Many carers continue to try to provide a ‘loving’, caring environment yet the child continues to challenge them. Through lack of reciprocity, connection and reward from the child blocked care develops where the carer becomes defensive and then stuck in a negative cycle with the child. In this scenario, there is little room for the so called ’fluffy, gooey love’. The reality of loving children who have experienced trauma is often much more intricate than that. Loving someone, particularly a child whose relational templates tell them that no adult is safe, that the world is unsafe, can be exhausting and challenging work. Alongside the gentle and heartfelt moments you do experience with the child, there are those times when you feel so challenged that you question your own capacity to love whole heartedly.

ALL children are loveable and deserve love.

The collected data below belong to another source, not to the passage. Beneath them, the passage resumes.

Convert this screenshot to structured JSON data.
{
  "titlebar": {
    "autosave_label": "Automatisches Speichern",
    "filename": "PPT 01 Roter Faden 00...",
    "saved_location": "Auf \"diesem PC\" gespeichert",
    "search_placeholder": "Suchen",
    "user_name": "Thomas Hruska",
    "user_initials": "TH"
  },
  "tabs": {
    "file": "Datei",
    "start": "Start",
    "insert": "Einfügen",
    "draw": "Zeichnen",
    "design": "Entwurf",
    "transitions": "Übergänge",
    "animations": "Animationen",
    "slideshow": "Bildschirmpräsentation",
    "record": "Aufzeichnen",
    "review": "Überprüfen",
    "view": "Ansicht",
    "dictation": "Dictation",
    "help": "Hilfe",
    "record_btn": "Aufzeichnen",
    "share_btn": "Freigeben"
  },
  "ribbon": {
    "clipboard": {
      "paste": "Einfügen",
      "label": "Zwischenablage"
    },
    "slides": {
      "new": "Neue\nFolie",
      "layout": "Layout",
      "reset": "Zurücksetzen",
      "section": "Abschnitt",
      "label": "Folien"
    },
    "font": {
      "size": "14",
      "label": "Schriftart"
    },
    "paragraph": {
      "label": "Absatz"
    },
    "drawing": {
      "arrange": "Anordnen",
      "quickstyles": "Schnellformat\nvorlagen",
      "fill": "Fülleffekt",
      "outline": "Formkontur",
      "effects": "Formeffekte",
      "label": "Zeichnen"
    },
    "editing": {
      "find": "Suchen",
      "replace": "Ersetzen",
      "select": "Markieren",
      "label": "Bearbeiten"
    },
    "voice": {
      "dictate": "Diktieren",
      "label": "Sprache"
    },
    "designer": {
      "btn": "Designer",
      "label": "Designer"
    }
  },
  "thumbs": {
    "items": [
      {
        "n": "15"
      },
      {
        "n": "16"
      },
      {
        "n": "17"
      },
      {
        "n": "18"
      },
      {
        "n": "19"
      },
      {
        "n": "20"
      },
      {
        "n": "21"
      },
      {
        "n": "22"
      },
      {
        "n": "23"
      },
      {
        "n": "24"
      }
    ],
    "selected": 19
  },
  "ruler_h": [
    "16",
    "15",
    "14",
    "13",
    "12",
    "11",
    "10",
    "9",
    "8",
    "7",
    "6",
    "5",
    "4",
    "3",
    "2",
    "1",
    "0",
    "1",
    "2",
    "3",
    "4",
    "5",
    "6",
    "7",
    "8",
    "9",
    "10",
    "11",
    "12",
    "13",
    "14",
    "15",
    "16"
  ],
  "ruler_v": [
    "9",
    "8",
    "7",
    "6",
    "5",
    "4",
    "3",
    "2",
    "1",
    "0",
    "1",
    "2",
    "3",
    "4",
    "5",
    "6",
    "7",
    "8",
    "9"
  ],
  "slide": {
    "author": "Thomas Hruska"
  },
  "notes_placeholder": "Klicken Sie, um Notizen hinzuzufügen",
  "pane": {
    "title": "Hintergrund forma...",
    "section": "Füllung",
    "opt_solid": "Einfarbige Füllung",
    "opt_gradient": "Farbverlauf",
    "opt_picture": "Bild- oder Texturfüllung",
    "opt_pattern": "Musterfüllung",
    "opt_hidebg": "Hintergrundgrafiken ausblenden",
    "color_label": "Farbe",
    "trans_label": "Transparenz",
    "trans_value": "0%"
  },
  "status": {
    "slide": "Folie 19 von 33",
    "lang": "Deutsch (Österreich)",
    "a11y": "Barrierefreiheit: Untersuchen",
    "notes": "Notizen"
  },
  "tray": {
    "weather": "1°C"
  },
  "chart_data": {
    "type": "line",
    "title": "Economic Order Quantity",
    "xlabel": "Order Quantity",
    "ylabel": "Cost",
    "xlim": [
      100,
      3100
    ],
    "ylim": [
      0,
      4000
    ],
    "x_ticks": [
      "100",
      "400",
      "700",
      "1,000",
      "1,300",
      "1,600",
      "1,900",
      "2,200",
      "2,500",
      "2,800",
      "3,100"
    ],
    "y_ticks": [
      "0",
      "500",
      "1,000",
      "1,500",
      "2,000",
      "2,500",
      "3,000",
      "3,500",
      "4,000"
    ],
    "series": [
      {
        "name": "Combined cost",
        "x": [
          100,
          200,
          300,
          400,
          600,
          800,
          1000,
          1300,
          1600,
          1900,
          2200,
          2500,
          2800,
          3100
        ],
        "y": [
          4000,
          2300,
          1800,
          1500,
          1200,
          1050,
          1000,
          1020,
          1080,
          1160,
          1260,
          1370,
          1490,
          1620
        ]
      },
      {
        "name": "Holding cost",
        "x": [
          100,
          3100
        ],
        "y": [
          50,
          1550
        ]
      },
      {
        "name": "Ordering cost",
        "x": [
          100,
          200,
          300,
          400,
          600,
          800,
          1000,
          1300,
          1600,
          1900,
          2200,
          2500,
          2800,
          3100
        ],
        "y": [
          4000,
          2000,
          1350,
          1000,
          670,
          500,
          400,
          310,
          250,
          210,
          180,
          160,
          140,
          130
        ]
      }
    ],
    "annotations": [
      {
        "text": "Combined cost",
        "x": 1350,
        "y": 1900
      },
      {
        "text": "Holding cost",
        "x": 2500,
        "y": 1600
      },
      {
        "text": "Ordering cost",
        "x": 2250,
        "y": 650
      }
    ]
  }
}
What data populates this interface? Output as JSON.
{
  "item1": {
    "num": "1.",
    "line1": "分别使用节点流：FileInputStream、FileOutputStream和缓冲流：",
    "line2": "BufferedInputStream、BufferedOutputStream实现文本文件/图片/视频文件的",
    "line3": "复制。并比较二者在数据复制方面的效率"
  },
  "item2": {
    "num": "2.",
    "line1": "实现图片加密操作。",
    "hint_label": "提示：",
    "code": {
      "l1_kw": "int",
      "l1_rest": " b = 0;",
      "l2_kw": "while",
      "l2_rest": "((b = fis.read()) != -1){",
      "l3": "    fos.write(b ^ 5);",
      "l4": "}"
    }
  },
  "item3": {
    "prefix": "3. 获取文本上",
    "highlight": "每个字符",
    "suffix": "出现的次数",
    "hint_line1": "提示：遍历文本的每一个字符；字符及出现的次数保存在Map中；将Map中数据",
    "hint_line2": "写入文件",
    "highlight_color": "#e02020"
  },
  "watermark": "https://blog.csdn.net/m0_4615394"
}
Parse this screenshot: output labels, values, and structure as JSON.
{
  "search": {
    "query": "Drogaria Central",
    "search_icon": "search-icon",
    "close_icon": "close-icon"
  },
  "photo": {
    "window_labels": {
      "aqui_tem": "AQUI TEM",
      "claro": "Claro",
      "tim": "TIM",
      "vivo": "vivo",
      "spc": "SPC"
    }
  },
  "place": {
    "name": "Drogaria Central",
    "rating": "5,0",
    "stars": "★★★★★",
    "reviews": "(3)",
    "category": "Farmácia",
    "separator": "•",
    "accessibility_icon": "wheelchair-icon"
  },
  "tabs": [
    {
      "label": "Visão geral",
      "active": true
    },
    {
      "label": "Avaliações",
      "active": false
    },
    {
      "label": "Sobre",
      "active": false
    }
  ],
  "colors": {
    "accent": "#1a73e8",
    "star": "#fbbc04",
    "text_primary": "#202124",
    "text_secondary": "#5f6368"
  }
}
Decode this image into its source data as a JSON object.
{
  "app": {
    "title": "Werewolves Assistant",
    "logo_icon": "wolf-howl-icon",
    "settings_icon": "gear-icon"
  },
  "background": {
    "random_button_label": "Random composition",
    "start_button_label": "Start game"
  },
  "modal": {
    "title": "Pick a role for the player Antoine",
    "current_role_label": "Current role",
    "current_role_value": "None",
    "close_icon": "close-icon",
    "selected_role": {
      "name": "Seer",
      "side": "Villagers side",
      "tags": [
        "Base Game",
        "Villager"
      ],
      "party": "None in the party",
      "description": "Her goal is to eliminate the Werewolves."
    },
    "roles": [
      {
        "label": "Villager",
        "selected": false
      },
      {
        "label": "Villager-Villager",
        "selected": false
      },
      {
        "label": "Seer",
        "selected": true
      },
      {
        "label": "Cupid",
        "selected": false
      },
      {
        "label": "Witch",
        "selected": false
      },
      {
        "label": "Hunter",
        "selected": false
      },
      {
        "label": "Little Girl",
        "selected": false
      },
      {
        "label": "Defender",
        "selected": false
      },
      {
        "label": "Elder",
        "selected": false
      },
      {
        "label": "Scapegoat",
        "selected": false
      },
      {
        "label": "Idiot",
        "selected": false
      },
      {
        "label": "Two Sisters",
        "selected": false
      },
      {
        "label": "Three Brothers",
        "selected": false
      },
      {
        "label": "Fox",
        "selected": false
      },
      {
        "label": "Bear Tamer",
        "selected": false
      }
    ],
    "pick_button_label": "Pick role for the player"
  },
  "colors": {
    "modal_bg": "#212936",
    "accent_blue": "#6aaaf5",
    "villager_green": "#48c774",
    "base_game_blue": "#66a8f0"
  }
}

Children deserve and are entitled to the soft, gooey love described earlier: A love that celebrates their amazing strengths, individuality and unique place in the world. But, children also deserve a love that gets messy in the trenches with them. When the child is throwing every possible barrier at you, and yet you stick with them.

Love is about being safe, predictable, attuned to the child’s needs and co-regulating with the child, even when you feel like you have nothing left to give. That you are showing the child through your actions, your facial expressions and your words, that you see them, you hear them, you get them, at their best and their worst. When you are willing to sit down in the darkness and the cold with them, holding that space and ever so gently helping them to find their way out, you make love tangible. Consistency and predictability, experienced over time, help children know that no matter what they do or say, you will be there, holding strong, no matter how long it takes, ready to catch them if they fall.

A dear friend of mine often speaks of everyone needing a soft place to land. To me, that is what love is. When someone is that soft place to land for you, you will never be afraid to fall.